Белым полем шла я ночью,
И странник шел со мной.
Он тихо сказал, качая
Белоснежной головой:
– На земле и на небе радость —
Сегодня Рождество!
Ты грустна оттого, что не знаешь, —
Сейчас ты увидишь его.
И поэт прошел предо мною,
Сердцу стало вдруг горячо.
И тогда сказал мне странник:
– Через правое взгляни плечо.
Я взглянула – он был печальный,
Добрый был он, как в стихах своих,
И в небе запели звезды,
И снежный ветер затих.
И опять сказал мне странник:
– Через левое плечо взгляни.
Я взглянула.
Поднялся ветер,
И в небе погасли огни.
А он стал злой и веселый,
К нему подползла змея,
Под тонкой рукой блеснула
Пятнистая чешуя.
Год прошел и принес с собою
Много добра и много зла,
И в дом пять, по Преображенской,
Я походкой робкой вошла:
Низкая комната. Мягкая мебель,
Книги повсюду и теплая тишь.
Вот сейчас выползет черепаха,
Пролетит летучая мышь…
Но все спокойно и просто,
Только совсем особенный свет:
У окна папиросу курит
Не злой и не добрый поэт.
Да, все совсем так, как в моем стихотворении. Все правильно – и разбросанные повсюду книги, и теплая тишь, и сказочное ощущение, что «вот сейчас выползет черепаха, пролетит летучая мышь», и «особенный свет», таинственно освещающий курящего Гумилева. Свет горящей печки. Ведь Гумилев курит не у окна, а у печки.
Гумилев встает и церемонно здоровается со мной, прежде чем помочь мне снять шубку. Он совсем не удивлен моим неожиданным приходом, хотя вчера было условлено, что мы сегодня не увидимся.
– Я вас ждал. Я знал, что вы сейчас придете.
– Ждали? Но ведь я совсем не собиралась идти к вам. Я шла домой.
Гумилев пожимает плечами.
– Шли домой, а пришли ко мне. Оттого, что мне очень хотелось вас сейчас увидеть. Я сидел здесь у печки и заклинал огонь и звал вас. И вот – вы пришли. Против своей воли пришли.

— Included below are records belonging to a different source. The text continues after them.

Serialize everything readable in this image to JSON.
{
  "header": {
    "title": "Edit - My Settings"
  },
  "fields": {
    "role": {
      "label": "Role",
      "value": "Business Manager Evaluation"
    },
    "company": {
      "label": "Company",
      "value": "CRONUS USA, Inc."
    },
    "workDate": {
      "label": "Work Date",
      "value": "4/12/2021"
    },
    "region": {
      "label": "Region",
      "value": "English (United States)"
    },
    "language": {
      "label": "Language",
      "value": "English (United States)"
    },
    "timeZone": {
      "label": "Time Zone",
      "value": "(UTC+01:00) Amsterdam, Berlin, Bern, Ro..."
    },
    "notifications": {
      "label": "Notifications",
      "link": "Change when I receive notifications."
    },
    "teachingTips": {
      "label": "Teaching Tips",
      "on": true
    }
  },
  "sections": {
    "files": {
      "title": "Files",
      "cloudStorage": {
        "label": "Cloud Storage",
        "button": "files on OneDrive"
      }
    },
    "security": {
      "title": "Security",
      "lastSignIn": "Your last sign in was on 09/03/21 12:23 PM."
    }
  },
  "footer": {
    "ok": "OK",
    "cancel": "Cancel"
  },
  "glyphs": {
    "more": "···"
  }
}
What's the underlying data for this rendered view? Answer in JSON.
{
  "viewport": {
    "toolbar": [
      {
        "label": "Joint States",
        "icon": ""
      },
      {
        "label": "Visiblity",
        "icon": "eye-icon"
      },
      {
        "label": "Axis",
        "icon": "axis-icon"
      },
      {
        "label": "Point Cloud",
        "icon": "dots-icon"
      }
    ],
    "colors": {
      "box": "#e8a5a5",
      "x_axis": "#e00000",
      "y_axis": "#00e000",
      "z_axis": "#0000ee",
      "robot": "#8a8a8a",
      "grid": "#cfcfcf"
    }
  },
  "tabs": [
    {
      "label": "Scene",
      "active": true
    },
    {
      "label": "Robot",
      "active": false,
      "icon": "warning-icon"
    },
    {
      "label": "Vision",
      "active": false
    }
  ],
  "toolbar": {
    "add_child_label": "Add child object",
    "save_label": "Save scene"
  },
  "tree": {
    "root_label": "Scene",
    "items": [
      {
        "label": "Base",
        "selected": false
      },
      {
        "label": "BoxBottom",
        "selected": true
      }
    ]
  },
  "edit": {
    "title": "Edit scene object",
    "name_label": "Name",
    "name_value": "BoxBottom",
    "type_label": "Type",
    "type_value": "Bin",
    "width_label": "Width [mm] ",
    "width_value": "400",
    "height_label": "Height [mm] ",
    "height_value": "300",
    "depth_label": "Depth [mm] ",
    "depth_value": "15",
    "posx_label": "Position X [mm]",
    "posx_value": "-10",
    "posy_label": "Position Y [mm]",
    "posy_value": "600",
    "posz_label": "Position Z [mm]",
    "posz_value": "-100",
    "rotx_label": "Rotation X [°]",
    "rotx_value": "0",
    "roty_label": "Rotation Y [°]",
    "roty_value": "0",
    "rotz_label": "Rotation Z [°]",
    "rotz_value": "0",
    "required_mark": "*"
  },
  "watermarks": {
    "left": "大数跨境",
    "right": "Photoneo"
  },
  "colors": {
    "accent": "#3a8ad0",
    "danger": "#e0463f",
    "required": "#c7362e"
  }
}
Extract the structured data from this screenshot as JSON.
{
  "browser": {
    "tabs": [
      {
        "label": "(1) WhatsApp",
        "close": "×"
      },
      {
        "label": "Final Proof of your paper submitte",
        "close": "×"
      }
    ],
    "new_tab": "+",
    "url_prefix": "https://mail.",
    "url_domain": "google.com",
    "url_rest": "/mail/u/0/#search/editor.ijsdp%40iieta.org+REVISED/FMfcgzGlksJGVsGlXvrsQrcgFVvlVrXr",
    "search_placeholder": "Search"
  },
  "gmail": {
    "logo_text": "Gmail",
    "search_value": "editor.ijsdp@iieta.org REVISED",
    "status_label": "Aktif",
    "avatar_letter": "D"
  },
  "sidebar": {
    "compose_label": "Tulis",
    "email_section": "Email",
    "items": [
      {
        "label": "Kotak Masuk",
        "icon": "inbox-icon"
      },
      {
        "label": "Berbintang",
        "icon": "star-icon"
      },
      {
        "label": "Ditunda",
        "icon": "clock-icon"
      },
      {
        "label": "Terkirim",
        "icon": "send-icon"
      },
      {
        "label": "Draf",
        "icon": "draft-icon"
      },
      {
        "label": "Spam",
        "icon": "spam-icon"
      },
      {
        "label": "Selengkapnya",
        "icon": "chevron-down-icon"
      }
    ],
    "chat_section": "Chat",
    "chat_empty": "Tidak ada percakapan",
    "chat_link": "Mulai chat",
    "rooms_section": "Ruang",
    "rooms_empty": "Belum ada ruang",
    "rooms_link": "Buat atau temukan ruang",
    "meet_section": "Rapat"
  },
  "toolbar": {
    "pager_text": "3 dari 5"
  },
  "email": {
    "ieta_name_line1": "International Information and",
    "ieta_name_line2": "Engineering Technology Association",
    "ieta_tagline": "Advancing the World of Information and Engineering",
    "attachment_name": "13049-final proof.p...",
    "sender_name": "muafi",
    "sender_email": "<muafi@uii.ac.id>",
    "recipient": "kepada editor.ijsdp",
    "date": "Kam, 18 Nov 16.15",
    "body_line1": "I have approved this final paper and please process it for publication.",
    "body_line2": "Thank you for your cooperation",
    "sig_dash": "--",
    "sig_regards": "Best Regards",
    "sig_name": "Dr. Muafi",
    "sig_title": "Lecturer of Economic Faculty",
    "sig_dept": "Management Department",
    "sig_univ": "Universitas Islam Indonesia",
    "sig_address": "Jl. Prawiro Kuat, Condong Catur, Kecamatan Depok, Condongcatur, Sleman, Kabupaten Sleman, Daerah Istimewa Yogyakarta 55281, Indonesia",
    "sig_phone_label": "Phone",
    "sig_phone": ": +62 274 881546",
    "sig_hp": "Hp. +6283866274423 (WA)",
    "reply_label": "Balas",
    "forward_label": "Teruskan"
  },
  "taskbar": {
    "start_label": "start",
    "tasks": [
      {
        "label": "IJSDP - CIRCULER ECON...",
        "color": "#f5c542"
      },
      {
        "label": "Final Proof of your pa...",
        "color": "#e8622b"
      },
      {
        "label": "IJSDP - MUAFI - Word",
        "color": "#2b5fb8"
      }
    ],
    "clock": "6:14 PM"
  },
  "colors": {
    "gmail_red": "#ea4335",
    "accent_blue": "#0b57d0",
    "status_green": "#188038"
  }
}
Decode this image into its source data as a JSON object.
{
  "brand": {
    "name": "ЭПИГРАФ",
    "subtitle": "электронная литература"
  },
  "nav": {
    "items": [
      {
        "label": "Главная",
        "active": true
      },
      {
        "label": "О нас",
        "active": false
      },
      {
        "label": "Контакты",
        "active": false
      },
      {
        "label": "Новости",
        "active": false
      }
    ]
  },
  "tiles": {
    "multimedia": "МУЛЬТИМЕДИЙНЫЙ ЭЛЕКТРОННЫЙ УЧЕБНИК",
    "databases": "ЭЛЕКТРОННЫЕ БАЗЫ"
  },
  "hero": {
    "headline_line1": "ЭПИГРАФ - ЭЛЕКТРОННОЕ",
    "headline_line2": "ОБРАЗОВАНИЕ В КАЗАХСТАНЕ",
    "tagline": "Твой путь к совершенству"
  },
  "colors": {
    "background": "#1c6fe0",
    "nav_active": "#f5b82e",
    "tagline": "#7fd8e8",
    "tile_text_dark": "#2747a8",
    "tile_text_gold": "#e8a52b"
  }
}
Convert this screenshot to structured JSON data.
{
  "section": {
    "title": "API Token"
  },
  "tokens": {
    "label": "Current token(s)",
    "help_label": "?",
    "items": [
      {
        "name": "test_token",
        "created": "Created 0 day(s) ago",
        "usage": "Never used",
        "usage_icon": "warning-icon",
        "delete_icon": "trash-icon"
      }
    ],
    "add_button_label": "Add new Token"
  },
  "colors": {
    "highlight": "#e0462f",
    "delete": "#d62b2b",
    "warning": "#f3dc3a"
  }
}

Я не знаю, шутит он или говорит серьезно. Но я стараюсь попасть ему в тон:
– Должно быть, я действительно почувствовала. И потому пришла к вам.
Он пододвигает зеленое креслице к печке.
– Мне сегодня ужасно тяжело с утра. Беспричинно тяжело, – искренно и просто признается он. Даже голос его звучит иначе, чем всегда, тише и мягче. – Как я одинок, Господи! Даже поверить трудно.
– Одиноки? – недоверчиво переспрашиваю я. – Но ведь у вас столько друзей и поклонников. И жена, дочь и сын, и брат. И мать.
Он нетерпеливо машет рукой.
– Ах, все это не то! Это все декорация. Неужели вы не понимаете? У меня нет никого на свете. Ни одного друга. Друзей вообще не существует. До чего я одинок! Даже поверить нельзя. Я всегда сам по себе. Всегда «я», никогда ни с кем не «мы». И до чего это тяжело.
Он вздыхает, глядя в огонь.
Я понимаю, что ему очень тяжело, очень грустно. Я молчу, не зная, чем ему помочь. И можно ли вообще ему помочь? Что ему сказать? Что?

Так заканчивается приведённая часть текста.